La legislación estipula que la ejecución debe realizarse mediante ahorcamiento en un plazo no mayor a 90 días posteriores a la sentencia, aunque admite ciertos aplazamientos que limitan las opciones de apelación y no contemplan la figura del indulto. También contempla la posibilidad de reemplazar la pena de muerte por cadena perpetua.
El enfoque principal de esta ley apunta a los palestinos en Cisjordania, territorio bajo ocupación militar israelí donde la justicia militar de Israel tiene jurisdicción. En este escenario se implementará inicialmente la norma, lo que puede intensificar la tensión ya existente.
La aprobación finalizó con una votación de 62 votos a favor y 48 en contra. Fue respaldada por el primer ministro Benjamin Netanyahu, quien ha promovido activamente esta legislación. La medida se introduce en un contexto marcado por el aumento de la violencia entre colonos israelíes y palestinos, lo que genera inquietudes en materia de derechos humanos.
Esta ley también responde a compromisos de Netanyahu con sus socios de la extrema derecha, en especial con Itamar Ben-Gvir, ministro de Seguridad Nacional, reconocido por su postura firme hacia los palestinos. Durante la campaña electoral, Ben-Gvir mostró símbolos relacionados con la pena de muerte, evidenciando su posición frente a la seguridad y la violencia.
A pesar de las justificaciones dadas por las autoridades israelíes, diversos actores internacionales y organizaciones defensoras de derechos humanos han expresado su preocupación, advirtiendo que la ley podría agravar la situación en una región ya conflictiva y ser interpretada como un acto de represalia.
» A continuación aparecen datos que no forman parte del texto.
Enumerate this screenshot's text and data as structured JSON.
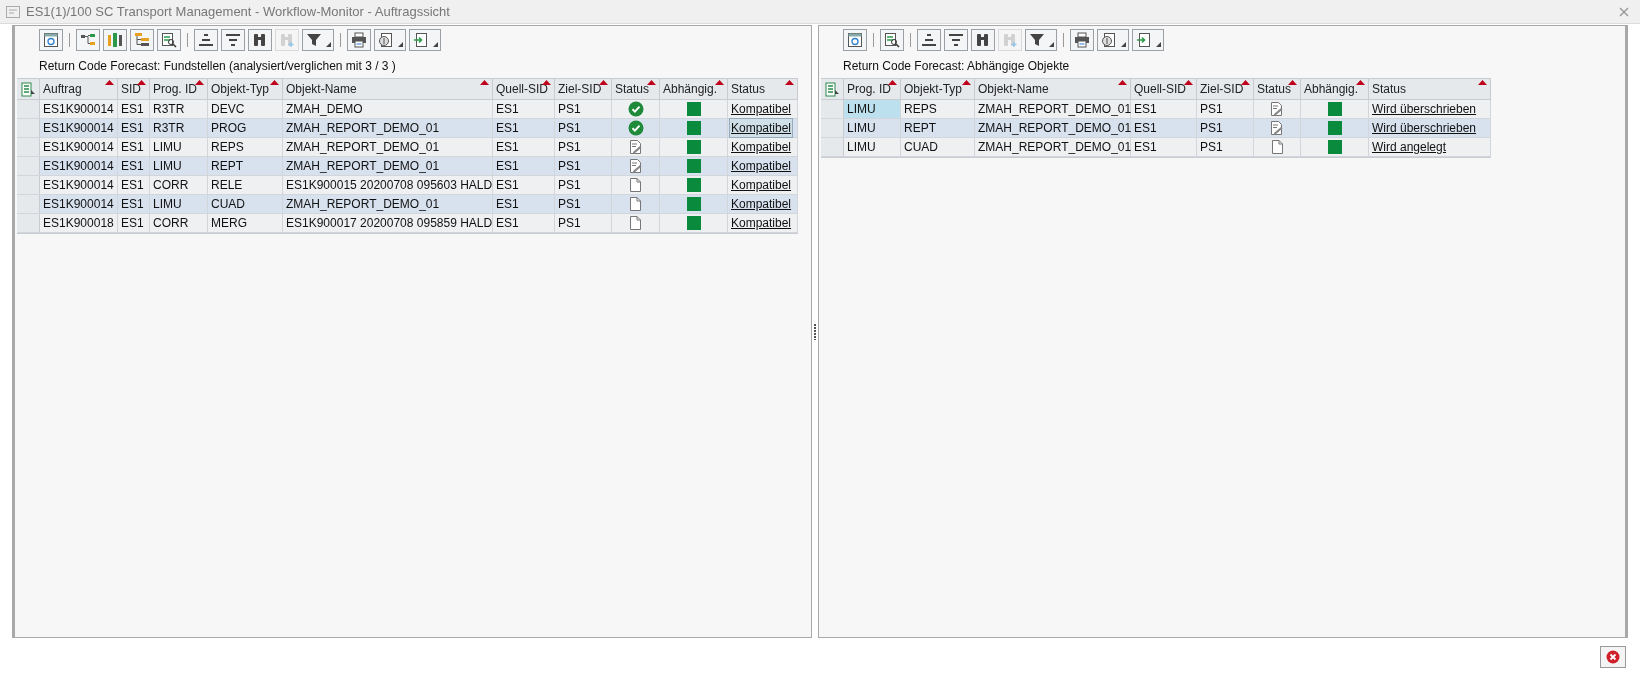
{
  "window": {
    "title": "ES1(1)/100 SC Transport Management - Workflow-Monitor - Auftragssicht"
  },
  "left_panel": {
    "toolbar_groups": [
      {
        "buttons": [
          {
            "kind": "refresh",
            "disabled": false,
            "menu": false
          }
        ]
      },
      {
        "buttons": [
          {
            "kind": "tree",
            "disabled": false,
            "menu": false
          },
          {
            "kind": "columns",
            "disabled": false,
            "menu": false
          },
          {
            "kind": "hierarchy",
            "disabled": false,
            "menu": false
          },
          {
            "kind": "detail",
            "disabled": false,
            "menu": false
          }
        ]
      },
      {
        "buttons": [
          {
            "kind": "sort_up",
            "disabled": false,
            "menu": false
          },
          {
            "kind": "sort_down",
            "disabled": false,
            "menu": false
          },
          {
            "kind": "find",
            "disabled": false,
            "menu": false
          },
          {
            "kind": "find_next",
            "disabled": true,
            "menu": false
          },
          {
            "kind": "filter",
            "disabled": false,
            "menu": true
          }
        ]
      },
      {
        "buttons": [
          {
            "kind": "print",
            "disabled": false,
            "menu": false
          },
          {
            "kind": "view",
            "disabled": false,
            "menu": true
          },
          {
            "kind": "export",
            "disabled": false,
            "menu": true
          }
        ]
      }
    ],
    "heading": "Return Code Forecast: Fundstellen (analysiert/verglichen mit 3 / 3 )",
    "columns": [
      "Auftrag",
      "SID",
      "Prog. ID",
      "Objekt-Typ",
      "Objekt-Name",
      "Quell-SID",
      "Ziel-SID",
      "Status",
      "Abhängig.",
      "Status"
    ],
    "rows": [
      {
        "cells": [
          "ES1K900014",
          "ES1",
          "R3TR",
          "DEVC",
          "ZMAH_DEMO",
          "ES1",
          "PS1"
        ],
        "kind": "ok",
        "result": "Kompatibel",
        "focused": false
      },
      {
        "cells": [
          "ES1K900014",
          "ES1",
          "R3TR",
          "PROG",
          "ZMAH_REPORT_DEMO_01",
          "ES1",
          "PS1"
        ],
        "kind": "ok",
        "result": "Kompatibel",
        "focused": true
      },
      {
        "cells": [
          "ES1K900014",
          "ES1",
          "LIMU",
          "REPS",
          "ZMAH_REPORT_DEMO_01",
          "ES1",
          "PS1"
        ],
        "kind": "changed",
        "result": "Kompatibel",
        "focused": false
      },
      {
        "cells": [
          "ES1K900014",
          "ES1",
          "LIMU",
          "REPT",
          "ZMAH_REPORT_DEMO_01",
          "ES1",
          "PS1"
        ],
        "kind": "changed",
        "result": "Kompatibel",
        "focused": false
      },
      {
        "cells": [
          "ES1K900014",
          "ES1",
          "CORR",
          "RELE",
          "ES1K900015 20200708 095603 HALD",
          "ES1",
          "PS1"
        ],
        "kind": "new",
        "result": "Kompatibel",
        "focused": false
      },
      {
        "cells": [
          "ES1K900014",
          "ES1",
          "LIMU",
          "CUAD",
          "ZMAH_REPORT_DEMO_01",
          "ES1",
          "PS1"
        ],
        "kind": "new",
        "result": "Kompatibel",
        "focused": false
      },
      {
        "cells": [
          "ES1K900018",
          "ES1",
          "CORR",
          "MERG",
          "ES1K900017 20200708 095859 HALD",
          "ES1",
          "PS1"
        ],
        "kind": "new",
        "result": "Kompatibel",
        "focused": false
      }
    ]
  },
  "right_panel": {
    "toolbar_groups": [
      {
        "buttons": [
          {
            "kind": "refresh",
            "disabled": false,
            "menu": false
          }
        ]
      },
      {
        "buttons": [
          {
            "kind": "detail",
            "disabled": false,
            "menu": false
          }
        ]
      },
      {
        "buttons": [
          {
            "kind": "sort_up",
            "disabled": false,
            "menu": false
          },
          {
            "kind": "sort_down",
            "disabled": false,
            "menu": false
          },
          {
            "kind": "find",
            "disabled": false,
            "menu": false
          },
          {
            "kind": "find_next",
            "disabled": true,
            "menu": false
          },
          {
            "kind": "filter",
            "disabled": false,
            "menu": true
          }
        ]
      },
      {
        "buttons": [
          {
            "kind": "print",
            "disabled": false,
            "menu": false
          },
          {
            "kind": "view",
            "disabled": false,
            "menu": true
          },
          {
            "kind": "export",
            "disabled": false,
            "menu": true
          }
        ]
      }
    ],
    "heading": "Return Code Forecast: Abhängige Objekte",
    "columns": [
      "Prog. ID",
      "Objekt-Typ",
      "Objekt-Name",
      "Quell-SID",
      "Ziel-SID",
      "Status",
      "Abhängig.",
      "Status"
    ],
    "rows": [
      {
        "cells": [
          "LIMU",
          "REPS",
          "ZMAH_REPORT_DEMO_01",
          "ES1",
          "PS1"
        ],
        "kind": "changed",
        "result": "Wird überschrieben",
        "focused": true
      },
      {
        "cells": [
          "LIMU",
          "REPT",
          "ZMAH_REPORT_DEMO_01",
          "ES1",
          "PS1"
        ],
        "kind": "changed",
        "result": "Wird überschrieben",
        "focused": false
      },
      {
        "cells": [
          "LIMU",
          "CUAD",
          "ZMAH_REPORT_DEMO_01",
          "ES1",
          "PS1"
        ],
        "kind": "new",
        "result": "Wird angelegt",
        "focused": false
      }
    ]
  }
}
Medios locales indicaron que Netanyahu consideró modificar algunos aspectos para aliviar las críticas internacionales, aunque finalmente optó por preservar el texto en su redacción original y más estricta. Las consecuencias de esta decisión afectan no solo las relaciones extranjeras de Israel, sino que también reflejan un cambio en la dinámica política interna.
En resumen, la implementación de esta ley abre un nuevo capítulo en la complejidad del conflicto entre israelíes y palestinos, en un marco de aumento de la violencia y cuestionamientos sobre derechos humanos. Su impacto será seguido atentamente tanto en Israel como a nivel internacional, donde se anticipa una respuesta continua a esta controversia.